BV: You have found massive success through TikTok and social media platforms. What has been so special for you around this particular platform?

SF: When the algorithm gives on TikTok, it gives so much. It’s a really powerful tool that’s given artists the chance to break into the industry. When This City went viral on TikTok, it was at the very beginning of virality on TikTok, but it had this long life as well which I got super lucky with. I didn’t even have TikTok when it went viral – I wish I did so that I can find out why it happened and be the biggest artist in the world! But I think it’s good for music discovery. There will always be new apps that come and go, so we’ll just see where it goes.

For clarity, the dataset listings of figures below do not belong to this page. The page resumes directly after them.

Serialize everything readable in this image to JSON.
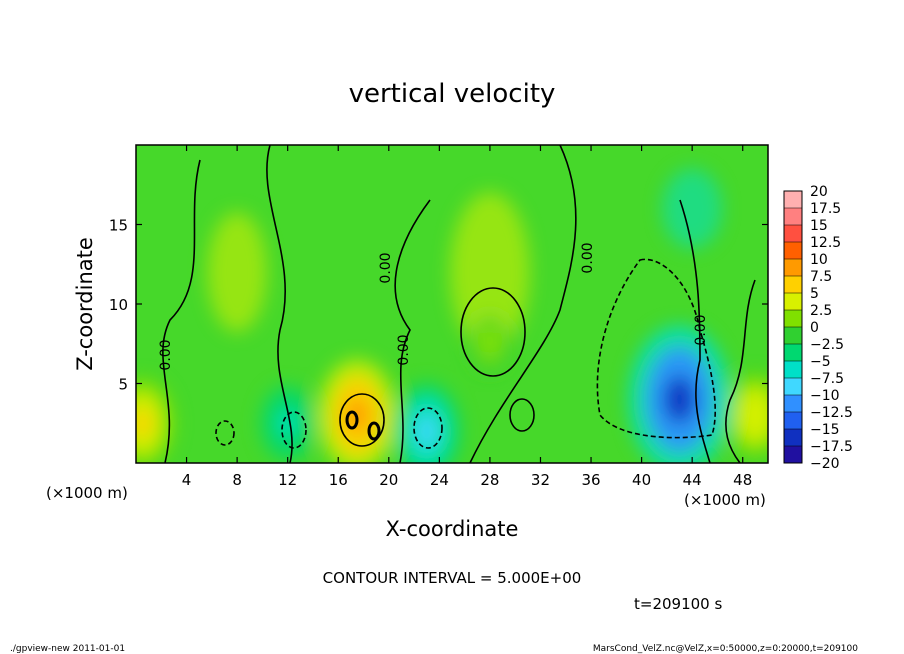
{
  "chart_data": {
    "type": "heatmap",
    "title": "vertical velocity",
    "xlabel": "X-coordinate",
    "ylabel": "Z-coordinate",
    "x_unit": "(×1000 m)",
    "y_unit": "(×1000 m)",
    "xlim": [
      0,
      50
    ],
    "ylim": [
      0,
      20
    ],
    "x_ticks": [
      4,
      8,
      12,
      16,
      20,
      24,
      28,
      32,
      36,
      40,
      44,
      48
    ],
    "y_ticks": [
      5,
      10,
      15
    ],
    "colorbar_levels": [
      "20",
      "17.5",
      "15",
      "12.5",
      "10",
      "7.5",
      "5",
      "2.5",
      "0",
      "-2.5",
      "-5",
      "-7.5",
      "-10",
      "-12.5",
      "-15",
      "-17.5",
      "-20"
    ],
    "colorbar_colors": [
      "#ffb0b0",
      "#ff8080",
      "#ff5040",
      "#ff6000",
      "#ff9a00",
      "#ffd000",
      "#d8f000",
      "#80e000",
      "#30d030",
      "#00d870",
      "#00e0c8",
      "#40d8ff",
      "#3090ff",
      "#2060f0",
      "#1030c0",
      "#2010a0",
      "#7010c0"
    ],
    "contour_labels": [
      "0.00",
      "0.00",
      "0.00",
      "0.00",
      "0.00"
    ],
    "contour_interval": "CONTOUR INTERVAL = 5.000E+00",
    "time_label": "t=209100 s",
    "features": [
      {
        "x": 28,
        "z": 7.5,
        "w": 2.5,
        "kind": "updraft"
      },
      {
        "x": 17.5,
        "z": 3,
        "w": 10,
        "kind": "updraft"
      },
      {
        "x": 0.5,
        "z": 2.5,
        "w": 7,
        "kind": "updraft"
      },
      {
        "x": 49,
        "z": 3,
        "w": 6,
        "kind": "updraft"
      },
      {
        "x": 43,
        "z": 4,
        "w": -15,
        "kind": "downdraft"
      },
      {
        "x": 23,
        "z": 2,
        "w": -8,
        "kind": "downdraft"
      },
      {
        "x": 12,
        "z": 2.5,
        "w": -5,
        "kind": "downdraft"
      }
    ]
  },
  "footer": {
    "left": "./gpview-new   2011-01-01",
    "right": "MarsCond_VelZ.nc@VelZ,x=0:50000,z=0:20000,t=209100"
  }
}
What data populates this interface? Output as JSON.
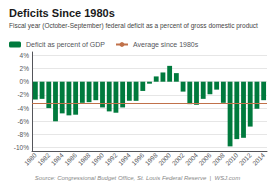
{
  "chart_data": {
    "type": "bar",
    "title": "Deficits Since 1980s",
    "subtitle": "Fiscal year (October-September) federal deficit as a percent of gross domestic product",
    "annotations": [
      "Source: Congressional Budget Office, St. Louis Federal Reserve  |  WSJ.com"
    ],
    "categories": [
      "1980",
      null,
      "1982",
      null,
      "1984",
      null,
      "1986",
      null,
      "1988",
      null,
      "1990",
      null,
      "1992",
      null,
      "1994",
      null,
      "1996",
      null,
      "1998",
      null,
      "2000",
      null,
      "2002",
      null,
      "2004",
      null,
      "2006",
      null,
      "2008",
      null,
      "2010",
      null,
      "2012",
      null,
      "2014"
    ],
    "series": [
      {
        "name": "Deficit as percent of GDP",
        "type": "bar",
        "color": "#007a3d",
        "values": [
          -2.7,
          -2.6,
          -4.0,
          -6.0,
          -4.8,
          -5.1,
          -5.0,
          -3.2,
          -3.1,
          -2.8,
          -3.9,
          -4.5,
          -4.7,
          -3.9,
          -2.9,
          -2.9,
          -1.4,
          -0.3,
          0.8,
          1.4,
          2.4,
          1.3,
          -1.5,
          -3.4,
          -3.5,
          -2.6,
          -1.9,
          -1.2,
          -3.2,
          -9.8,
          -8.7,
          -8.5,
          -6.8,
          -4.1,
          -2.8
        ]
      },
      {
        "name": "Average since 1980s",
        "type": "line",
        "color": "#c0714a",
        "value": -3.2
      }
    ],
    "ylim": [
      -10.5,
      4.5
    ],
    "yticks": [
      {
        "value": -10,
        "label": "-10%"
      },
      {
        "value": -8,
        "label": "-8%"
      },
      {
        "value": -6,
        "label": "-6%"
      },
      {
        "value": -4,
        "label": "-4%"
      },
      {
        "value": -2,
        "label": "-2%"
      },
      {
        "value": 0,
        "label": "0%"
      },
      {
        "value": 2,
        "label": "2%"
      },
      {
        "value": 4,
        "label": "4%"
      }
    ],
    "grid": true,
    "legend": "upper left"
  }
}
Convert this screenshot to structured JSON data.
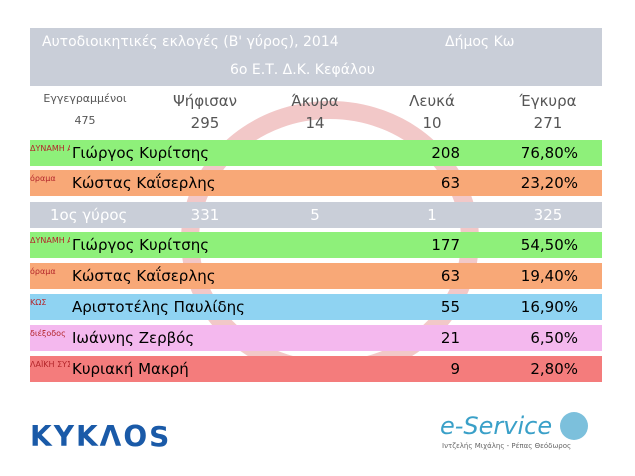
{
  "header": {
    "title": "Αυτοδιοικητικές εκλογές (Β' γύρος), 2014",
    "municipality": "Δήμος Κω",
    "station": "6ο Ε.Τ. Δ.Κ. Κεφάλου"
  },
  "summary": {
    "labels": [
      "Εγγεγραμμένοι",
      "Ψήφισαν",
      "Άκυρα",
      "Λευκά",
      "Έγκυρα"
    ],
    "values": [
      "475",
      "295",
      "14",
      "10",
      "271"
    ]
  },
  "round2": [
    {
      "logo": "ΔΥΝΑΜΗ ΑΛΛΑΓΗΣ",
      "name": "Γιώργος Κυρίτσης",
      "votes": "208",
      "percent": "76,80%",
      "color": "#8ef07a"
    },
    {
      "logo": "όραμα",
      "name": "Κώστας Καΐσερλης",
      "votes": "63",
      "percent": "23,20%",
      "color": "#f8a877"
    }
  ],
  "round1_summary": {
    "label": "1ος γύρος",
    "values": [
      "331",
      "5",
      "1",
      "325"
    ]
  },
  "round1": [
    {
      "logo": "ΔΥΝΑΜΗ ΑΛΛΑΓΗΣ",
      "name": "Γιώργος Κυρίτσης",
      "votes": "177",
      "percent": "54,50%",
      "color": "#8ef07a"
    },
    {
      "logo": "όραμα",
      "name": "Κώστας Καΐσερλης",
      "votes": "63",
      "percent": "19,40%",
      "color": "#f8a877"
    },
    {
      "logo": "ΚΩΣ",
      "name": "Αριστοτέλης Παυλίδης",
      "votes": "55",
      "percent": "16,90%",
      "color": "#8fd3f2"
    },
    {
      "logo": "διέξοδος",
      "name": "Ιωάννης Ζερβός",
      "votes": "21",
      "percent": "6,50%",
      "color": "#f4b8ee"
    },
    {
      "logo": "ΛΑΪΚΗ ΣΥΣΠΕΙΡΩΣΗ",
      "name": "Κυριακή Μακρή",
      "votes": "9",
      "percent": "2,80%",
      "color": "#f47c7c"
    }
  ],
  "footer": {
    "left_logo": "ΚΥΚΛΟS",
    "right_logo": "e-Service",
    "right_sub": "Ιντζελής Μιχάλης - Ρέπας Θεόδωρος"
  }
}
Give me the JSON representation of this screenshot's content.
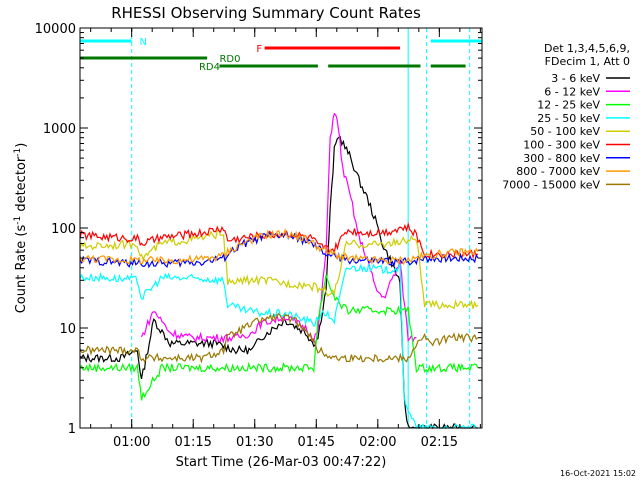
{
  "chart_data": {
    "type": "line",
    "title": "RHESSI Observing Summary Count Rates",
    "xlabel": "Start Time (26-Mar-03 00:47:22)",
    "ylabel_main": "Count Rate (s",
    "ylabel_sup1": "-1",
    "ylabel_mid": " detector",
    "ylabel_sup2": "-1",
    "ylabel_end": ")",
    "x_unit": "minutes since 00:47:22",
    "xlim": [
      0,
      98
    ],
    "ylim": [
      1,
      10000
    ],
    "yscale": "log",
    "x_ticks": [
      {
        "label": "01:00",
        "value": 12.6
      },
      {
        "label": "01:15",
        "value": 27.6
      },
      {
        "label": "01:30",
        "value": 42.6
      },
      {
        "label": "01:45",
        "value": 57.6
      },
      {
        "label": "02:00",
        "value": 72.6
      },
      {
        "label": "02:15",
        "value": 87.6
      }
    ],
    "y_ticks": [
      {
        "label": "1",
        "value": 1
      },
      {
        "label": "10",
        "value": 10
      },
      {
        "label": "100",
        "value": 100
      },
      {
        "label": "1000",
        "value": 1000
      },
      {
        "label": "10000",
        "value": 10000
      }
    ],
    "legend_header": [
      "Det 1,3,4,5,6,9,",
      "FDecim 1, Att 0"
    ],
    "legend_placement": "right",
    "series": [
      {
        "name": "3 - 6 keV",
        "color": "#000000",
        "x": [
          0,
          5,
          10,
          14,
          15,
          18,
          22,
          27,
          33,
          38,
          42,
          44,
          50,
          55,
          57,
          58,
          60,
          61,
          62,
          63,
          65,
          66,
          68,
          70,
          72,
          74,
          76,
          77,
          78,
          79,
          80,
          82,
          84,
          86,
          88,
          90,
          93,
          95,
          97
        ],
        "y": [
          5,
          5,
          5,
          6,
          3,
          12,
          7,
          7,
          7,
          6,
          6,
          8,
          12,
          9,
          7,
          8,
          25,
          150,
          600,
          850,
          600,
          500,
          300,
          200,
          120,
          65,
          45,
          35,
          30,
          2,
          1,
          1,
          1,
          1,
          1,
          1,
          1,
          1,
          1
        ]
      },
      {
        "name": "6 - 12 keV",
        "color": "#ff00ff",
        "x": [
          15,
          18,
          22,
          27,
          33,
          38,
          42,
          44,
          50,
          55,
          57,
          58,
          60,
          61,
          62,
          63,
          64,
          66,
          68,
          70,
          72,
          74,
          76,
          78,
          80,
          82
        ],
        "y": [
          8,
          15,
          9,
          8,
          8,
          8,
          9,
          11,
          13,
          10,
          8,
          9,
          60,
          800,
          1500,
          1000,
          400,
          200,
          80,
          50,
          25,
          20,
          30,
          45,
          8,
          8
        ]
      },
      {
        "name": "12 - 25 keV",
        "color": "#00ff00",
        "x": [
          0,
          10,
          14,
          15,
          20,
          30,
          35,
          36,
          40,
          45,
          50,
          55,
          57,
          58,
          59,
          60,
          61,
          63,
          65,
          80,
          82,
          84,
          86,
          90,
          97
        ],
        "y": [
          4,
          4,
          4,
          2,
          4,
          4,
          4,
          4,
          4,
          4,
          4,
          4,
          4,
          12,
          20,
          35,
          25,
          18,
          15,
          15,
          4,
          4,
          4,
          4,
          4
        ]
      },
      {
        "name": "25 - 50 keV",
        "color": "#00ffff",
        "x": [
          0,
          5,
          10,
          14,
          15,
          20,
          30,
          35,
          36,
          40,
          45,
          50,
          55,
          57,
          58,
          60,
          62,
          65,
          70,
          75,
          78,
          79,
          82,
          84,
          86,
          90,
          97
        ],
        "y": [
          32,
          32,
          31,
          30,
          20,
          32,
          31,
          30,
          17,
          15,
          14,
          14,
          12,
          11,
          13,
          14,
          12,
          40,
          40,
          38,
          40,
          2,
          1,
          1,
          1,
          1,
          1
        ]
      },
      {
        "name": "50 - 100 keV",
        "color": "#cccc00",
        "x": [
          0,
          5,
          10,
          14,
          15,
          20,
          30,
          35,
          36,
          40,
          45,
          50,
          55,
          57,
          58,
          59,
          60,
          62,
          65,
          70,
          75,
          78,
          80,
          82,
          84,
          86,
          90,
          97
        ],
        "y": [
          65,
          67,
          68,
          70,
          50,
          70,
          80,
          90,
          28,
          30,
          30,
          28,
          27,
          26,
          25,
          25,
          23,
          22,
          70,
          68,
          70,
          72,
          75,
          80,
          17,
          17,
          17,
          17
        ]
      },
      {
        "name": "100 - 300 keV",
        "color": "#ff0000",
        "x": [
          0,
          5,
          10,
          14,
          15,
          20,
          30,
          35,
          36,
          40,
          45,
          50,
          55,
          57,
          58,
          59,
          60,
          62,
          65,
          70,
          75,
          78,
          80,
          82,
          84,
          86,
          90,
          97
        ],
        "y": [
          85,
          82,
          80,
          78,
          70,
          80,
          90,
          100,
          75,
          80,
          85,
          88,
          82,
          78,
          65,
          65,
          62,
          60,
          95,
          90,
          92,
          100,
          100,
          85,
          55,
          55,
          55,
          55
        ]
      },
      {
        "name": "300 - 800 keV",
        "color": "#0000ff",
        "x": [
          0,
          10,
          20,
          30,
          35,
          36,
          40,
          45,
          50,
          55,
          60,
          65,
          70,
          75,
          80,
          82,
          84,
          88,
          92,
          97
        ],
        "y": [
          48,
          45,
          44,
          46,
          50,
          55,
          70,
          82,
          85,
          75,
          55,
          48,
          47,
          46,
          46,
          48,
          50,
          50,
          50,
          50
        ]
      },
      {
        "name": "800 - 7000 keV",
        "color": "#ff9900",
        "x": [
          0,
          10,
          20,
          30,
          35,
          36,
          40,
          45,
          50,
          55,
          60,
          65,
          70,
          75,
          80,
          84,
          88,
          92,
          97
        ],
        "y": [
          50,
          48,
          47,
          49,
          53,
          58,
          72,
          85,
          88,
          78,
          58,
          50,
          48,
          47,
          48,
          52,
          55,
          57,
          58
        ]
      },
      {
        "name": "7000 - 15000 keV",
        "color": "#997700",
        "x": [
          0,
          5,
          10,
          14,
          15,
          20,
          30,
          35,
          36,
          40,
          44,
          48,
          52,
          55,
          58,
          62,
          65,
          70,
          75,
          80,
          82,
          84,
          86,
          90,
          97
        ],
        "y": [
          6,
          6,
          6,
          6,
          5,
          5,
          5,
          6,
          8,
          10,
          12,
          13,
          12,
          10,
          6,
          5,
          5,
          5,
          5,
          5,
          7,
          8,
          7,
          8,
          8
        ]
      }
    ],
    "bars": [
      {
        "label": "N",
        "color": "#00ffff",
        "segments": [
          [
            0,
            12.6
          ],
          [
            85.5,
            98
          ]
        ],
        "level": 1,
        "label_x": 14.5
      },
      {
        "label": "RD0",
        "color": "#007700",
        "segments": [
          [
            0,
            31
          ]
        ],
        "level": 2,
        "label_x": 34
      },
      {
        "label": "F",
        "color": "#ff0000",
        "segments": [
          [
            45,
            78
          ]
        ],
        "level": 0,
        "label_x": 43
      },
      {
        "label": "RD4",
        "color": "#007700",
        "segments": [
          [
            34,
            58
          ],
          [
            60.5,
            83
          ]
        ],
        "level": 3,
        "label_x": 29
      },
      {
        "label": "",
        "color": "#007700",
        "segments": [
          [
            85.5,
            94
          ]
        ],
        "level": 3,
        "label_x": null
      }
    ],
    "vlines": [
      {
        "x": 0,
        "color": "#00ffff",
        "style": "solid"
      },
      {
        "x": 12.6,
        "color": "#00ffff",
        "style": "dashed"
      },
      {
        "x": 80,
        "color": "#00ffff",
        "style": "solid"
      },
      {
        "x": 84.5,
        "color": "#00ffff",
        "style": "dashed"
      },
      {
        "x": 95,
        "color": "#00ffff",
        "style": "dashed"
      }
    ]
  },
  "footer_timestamp": "16-Oct-2021 15:02"
}
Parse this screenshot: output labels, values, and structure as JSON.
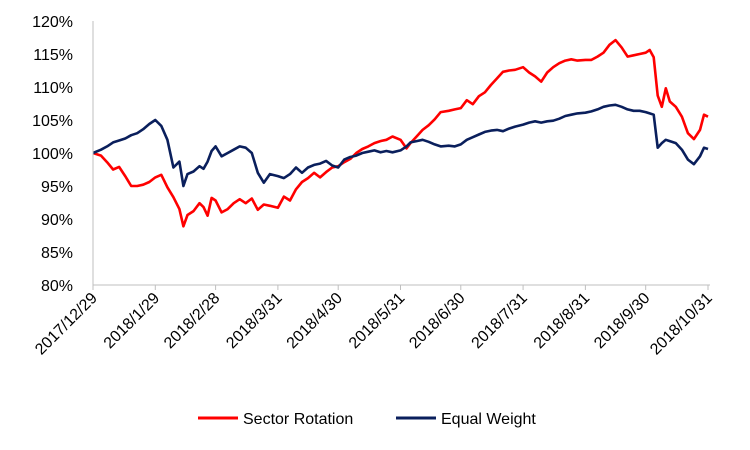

BV: When it comes to live shows, what do you enjoy the most about touring and live performances?

SF: I love playing live. I think the coolest thing is when people come to see my shows and they realise I’m not just a sad acoustic act. My shows have a lot of energy, sick transitions, great arrangements, my brilliant band… The one thing I haven’t been able to do is to play, because of the pandemic. I was supposed to tour alongside Niall Horan playing these massive venues, but then the pandemic hit. So, we’ve had to go and go again and it’s hard and expensive to tour nowadays. But it’s everything to me. All I want to do is play live. I’m the bets version of myself on stage; I’m the funniest I’ve ever been, I’m the sexiest I’ve ever been, I’m the most talented person I’ve ever been and the most confident too. I just want the world to be able to experience that version of me, because you can’t get that across in a 15 second TikTok.

BV: What plans do you have for touring or shows for fans to get tickets to?

SF: So, the album is out December 1st.  My LA show is on December 7th, New York is December 12th and next year, we have tour and travel plans! I’m going to be relocating to the UK so I’ll be doing a lot more here and in Europe, as well as touring Australia a lot. There might even be a cheeky collaboration in the works. But overall, I just want to be a pest. I want people to be sick of me!

Sam Fischer’s debut album I Love You Please Don’t Hate Me is out today.